Ontario MPP
- In office 1959–1987
- Preceded by: M.C. Davies
- Succeeded by: Mike Ray
- Constituency: Windsor—Walkerville

Personal details
- Born: August 4, 1914 Windsor, Ontario, Canada
- Died: November 6, 1995 (aged 81) Windsor, Ontario, Canada
- Political party: Liberal
- Spouse: Lee Newman
- Children: 5
- Occupation: Teacher, athletics coach

= Bernard Newman (politician) =

Canadian politician (1914–1995)

Bernard Newman (August 4, 1914 – November 6, 1995) was a Canadian politician in Ontario. He was a Liberal member of the Legislative Assembly of Ontario from 1959 to 1987 who represented the riding of Windsor—Walkerville.

==Background==
Newman was born in Windsor, Ontario. He received a Bachelor of Arts degree from Assumption College at the University of Windsor, and began working as a secondary school teacher in 1934. He also reached the rank of Lieutenant in the Canadian Armed Forces. A star athlete in high school, Newman served as national chairman of gymnastics for the Amateur Athletic Union of Canada in 1955-56, and coached the Canadian gymnastic team at the 1956 Olympic Games, the 1958 World Games and the 1959 Pan-American Games. Newman died on November 6, 1995, at the age of 81, after being diagnosed with Alzheimer's disease.

==Politics==
Newman was elected as a Windsor alderman in 1954, and served three terms on the city council from 1955 to 1960.
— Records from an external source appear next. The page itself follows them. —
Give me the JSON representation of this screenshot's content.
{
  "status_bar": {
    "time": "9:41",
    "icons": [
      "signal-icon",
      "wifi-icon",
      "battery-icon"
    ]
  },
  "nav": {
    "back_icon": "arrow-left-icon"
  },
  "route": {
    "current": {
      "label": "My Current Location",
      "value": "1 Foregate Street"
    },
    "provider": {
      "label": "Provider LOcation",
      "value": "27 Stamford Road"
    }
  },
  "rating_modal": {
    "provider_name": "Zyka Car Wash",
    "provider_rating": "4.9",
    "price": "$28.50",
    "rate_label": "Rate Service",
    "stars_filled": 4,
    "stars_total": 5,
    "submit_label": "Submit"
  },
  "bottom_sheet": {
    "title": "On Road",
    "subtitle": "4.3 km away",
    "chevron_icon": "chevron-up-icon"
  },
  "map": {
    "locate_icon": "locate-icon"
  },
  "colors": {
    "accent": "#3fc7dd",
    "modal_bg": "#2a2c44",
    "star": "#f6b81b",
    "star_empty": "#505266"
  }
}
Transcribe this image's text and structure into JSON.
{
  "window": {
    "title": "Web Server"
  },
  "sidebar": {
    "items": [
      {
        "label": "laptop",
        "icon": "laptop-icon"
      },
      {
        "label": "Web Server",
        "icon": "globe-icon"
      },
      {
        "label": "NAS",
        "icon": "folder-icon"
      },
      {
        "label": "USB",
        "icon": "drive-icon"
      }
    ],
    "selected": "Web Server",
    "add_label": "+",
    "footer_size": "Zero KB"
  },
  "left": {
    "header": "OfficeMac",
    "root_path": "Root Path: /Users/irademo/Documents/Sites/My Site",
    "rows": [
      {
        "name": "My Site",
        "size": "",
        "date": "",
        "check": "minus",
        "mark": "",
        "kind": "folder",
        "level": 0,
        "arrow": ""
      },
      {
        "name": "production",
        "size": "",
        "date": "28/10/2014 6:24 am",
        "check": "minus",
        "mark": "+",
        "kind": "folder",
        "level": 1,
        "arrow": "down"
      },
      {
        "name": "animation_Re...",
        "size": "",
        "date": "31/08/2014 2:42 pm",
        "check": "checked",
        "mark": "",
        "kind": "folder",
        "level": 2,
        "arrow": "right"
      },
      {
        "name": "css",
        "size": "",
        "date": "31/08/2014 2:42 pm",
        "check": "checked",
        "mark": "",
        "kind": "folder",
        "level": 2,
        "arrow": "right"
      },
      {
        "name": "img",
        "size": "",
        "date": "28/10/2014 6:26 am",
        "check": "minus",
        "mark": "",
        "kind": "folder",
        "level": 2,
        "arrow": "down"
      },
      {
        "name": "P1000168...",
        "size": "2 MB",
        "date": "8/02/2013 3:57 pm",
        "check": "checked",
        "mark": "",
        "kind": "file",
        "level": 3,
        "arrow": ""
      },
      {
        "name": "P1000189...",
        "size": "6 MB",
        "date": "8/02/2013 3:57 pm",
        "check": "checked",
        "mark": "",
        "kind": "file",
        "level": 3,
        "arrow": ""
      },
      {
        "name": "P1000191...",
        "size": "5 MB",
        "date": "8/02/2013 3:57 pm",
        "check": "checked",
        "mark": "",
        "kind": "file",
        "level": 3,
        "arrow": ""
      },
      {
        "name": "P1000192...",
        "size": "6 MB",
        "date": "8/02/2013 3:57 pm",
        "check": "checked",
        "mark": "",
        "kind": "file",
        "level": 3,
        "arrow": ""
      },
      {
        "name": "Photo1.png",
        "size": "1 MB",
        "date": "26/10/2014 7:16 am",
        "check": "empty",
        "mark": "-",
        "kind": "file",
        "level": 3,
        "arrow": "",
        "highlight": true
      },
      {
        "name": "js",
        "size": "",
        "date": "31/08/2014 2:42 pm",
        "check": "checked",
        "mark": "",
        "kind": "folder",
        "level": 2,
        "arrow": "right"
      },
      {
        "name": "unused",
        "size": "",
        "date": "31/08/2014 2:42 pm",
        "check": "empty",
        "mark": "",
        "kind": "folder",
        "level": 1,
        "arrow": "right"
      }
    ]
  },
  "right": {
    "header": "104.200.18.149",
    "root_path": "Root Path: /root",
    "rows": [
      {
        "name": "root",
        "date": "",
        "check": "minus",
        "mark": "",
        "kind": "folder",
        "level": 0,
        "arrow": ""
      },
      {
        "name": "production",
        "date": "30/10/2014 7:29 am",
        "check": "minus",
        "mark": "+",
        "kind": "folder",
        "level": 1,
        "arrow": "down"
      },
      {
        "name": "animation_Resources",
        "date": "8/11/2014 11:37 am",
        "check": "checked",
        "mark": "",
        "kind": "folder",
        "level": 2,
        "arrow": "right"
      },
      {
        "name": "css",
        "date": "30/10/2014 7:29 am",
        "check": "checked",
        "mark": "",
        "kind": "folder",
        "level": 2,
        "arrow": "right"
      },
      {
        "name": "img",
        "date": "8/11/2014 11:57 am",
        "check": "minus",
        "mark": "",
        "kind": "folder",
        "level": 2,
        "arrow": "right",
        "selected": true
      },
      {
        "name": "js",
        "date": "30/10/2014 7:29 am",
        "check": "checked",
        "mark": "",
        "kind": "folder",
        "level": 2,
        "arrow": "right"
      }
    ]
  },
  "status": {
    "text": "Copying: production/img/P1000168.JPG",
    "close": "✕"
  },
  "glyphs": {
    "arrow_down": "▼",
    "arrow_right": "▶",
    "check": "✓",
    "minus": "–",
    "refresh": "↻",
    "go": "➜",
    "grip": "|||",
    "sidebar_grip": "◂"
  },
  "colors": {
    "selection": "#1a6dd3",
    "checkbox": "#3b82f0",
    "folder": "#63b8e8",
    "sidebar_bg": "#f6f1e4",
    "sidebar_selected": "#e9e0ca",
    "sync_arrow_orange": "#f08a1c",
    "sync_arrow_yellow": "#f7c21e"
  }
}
In the 1959 provincial election he ran as the Liberal candidate in the riding of Windsor—Walkerville. He defeated Progressive Conservative Roy Hicks by 1,024 votes. He was re-elected seven more times before retiring from the legislature in 1987 after 28 years of service.

From 1959 to 1985, he sat in opposition. Following the 1985 election, the Liberal Party ended forty-two years of Progressive Conservative government in Ontario by forming a minority administration with outside support from the NDP. He served as a backbench supporter of the David Peterson government. He did not seek re-election in 1987.